К его радости, на сей раз Макгрегор оказался на месте.

— Одну минуту, соединяю вас с мистером Макгрегором, — пропищал голосок, и тут же Тревис услышал отрывистый, похожий на собачий лай ответ:

— Макгрегор слушает.

— Кросс, — так же коротко пролаял в трубку Тревис.

— Эй, дружище, как ты вовремя, — теперь было похоже, что шеф расплылся в радостной улыбке. — Я приехал вчера вечером и сразу же позвонил тебе в отель, назвал твое имя, разумеется, то, о котором мы договорились, но получил ответ, что о тебе там и слыхом не слыхали. Я начал уже беспокоиться. У тебя все в порядке? Где ты?

— Были проблемы, но о них ты узнаешь из моего донесения, — ответил Тревис, осторожно обходя вопрос о своем местопребывании. — Главное, вы нашли то, что хотели?

— Бухгалтер Леклера раскололся, как переспелый орех, и выложил все, — радостно информировал его Макгрегор. Было видно, что поездкой он доволен.

— Слава Богу, — облегченно вздохнул Тревис, чувствуя, как с его плеч свалилось бремя, однако той грубой мстительной радости, которую он ждал, не было. Просто он почувствовал спокойное удовлетворение от того, что дело наконец сделано. Слушая дальше рассказ Мака, он сам удивился, что остается почти равнодушным.

— Майкелс, благослови его Господь, до того прилежен, что сохранил не только все бухгалтерские книги, но и их фальшивые копии. У самого Леклера тоже, оказывается, был пунктик — вносить в книгу все вплоть до самых мелких расходов. Он даже, подсчитал, во что ему обошлось похищение, дабы, называя сумму выкупа, не продешевить.

На этом кончилась радостная часть рассказа. Веселых ноток в голосе Макгрегора поубавилось, когда он перешел к главному.

— Понимаешь, Кросс, кажется, мы не сможем предъявить лично Леклеру обвинение ни в похищении юнца, ни в убийстве Джоэла. Остается одна статья — сокрытие доходов и уклонение от уплаты налогов. По ней-то мы его и упрячем.

Это никак не могло удовлетворить Тревиса. Но зная отношение правительства к столь крайним мерам наказания, как четвертование, он вынужден был смириться, сам, однако, удивившись, что делает это совершенно спокойно. Месяц назад реакция его была бы совсем иной.

Впервые после смерти Джоэла он не думал о способах наказания убийцы, как о чем-то самом главном. Ему достаточно было того, что тот будет наказан.

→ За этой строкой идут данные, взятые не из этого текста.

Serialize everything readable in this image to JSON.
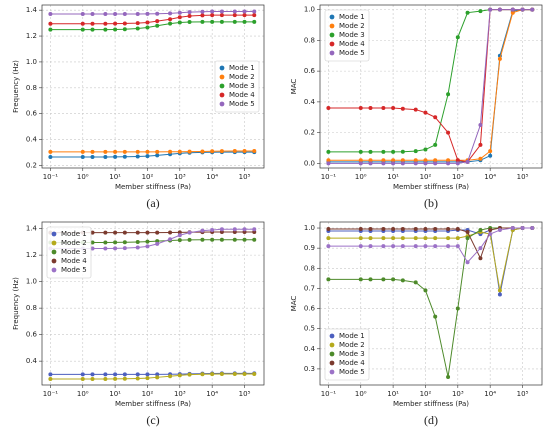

Тревис чувствовал, как в Вашингтоне замер у телефона Макгрегор, уже приготовившийся к взрыву негодования и протестам. С ироничной усмешкой Тревис представил себе, какой неожиданностью станет для шефа его смирение. Пора бы ему лучше знать своих сотрудников, не без горечи подумал он.

— Что ж, босс, — спокойно сказал он в трубку. — Если иного выхода нет, подойдет и этот. Засадим его за неуплату налогов.

В трубке воцарилась полная тишина, а затем послышались облегченный вздох, кряканье и довольный смешок.

— Черт тебя побери, Кросс. Никогда не знаешь, что ты выкинешь. Ждешь от тебя одного, а ты выдаешь другое.

— Это лучшая черта моего характера, шеф. В ней все мое обаяние.

На это Мак ответил что-то, должно быть, не очень лестное, но Тревис не расслышал. Наконец раздался вздох и посерьезневший усталый голос Мака:

— Знаешь, парень, похоже, что-то неладное происходит с нами. Похититель детей и убийца может уйти от карающей руки закона, а вот от длинной руки налоговой инспекции — никогда.

— Да, пожалуй, — неохотно согласился Тревис, окидывая взглядом веселую кухню Алекс, цветы в горшках и стены в солнечных зайчиках. Он вспомнил свою ферму в Коннектикуте. Жаль, что он так и не удосужился привести ее в порядок. Сделай он это, не пришлось бы возвращаться в почти пустой дом, где из мебели — кровать, карточный столик, три складных стула и слишком большая металлическая вешалка для шляп. После уютного дома Алекс ферма покажется ему конурой.

— Эй, Тревис, ты еще на проводе?

Тревис опомнился и с облегчением вернулся к действительности.

— Да, Мак, я тебя слушаю. Когда начнем?

— Через полчаса у меня встреча с ребятами из налоговой инспекции, а обвинительный акт и орден на арест будут готовы где-то к полудню. Ты можешь встретиться с Леклером завтра?

Завтра. Вот так всегда. Недели томительного ожидания, а затем все в один день.

— Нет проблем, — однако спокойно ответил Тревис. — Леклеру так не терпится получить бриллианты, что он только и ждет, когда они попадут в его грязные лапы.

— Отлично. Дай мне номер твоего телефона и я позвоню тебе утром, как только приеду в город.

Понимая, что выхода нет, Тревис неохотно назвал номер телефона Алекс.

— Только, Мак, прошу никому больше, слышишь, — предупредил он шефа. — Я у друзей… вернее, у друга, и не хочу подвергать его опасности. Ты понял?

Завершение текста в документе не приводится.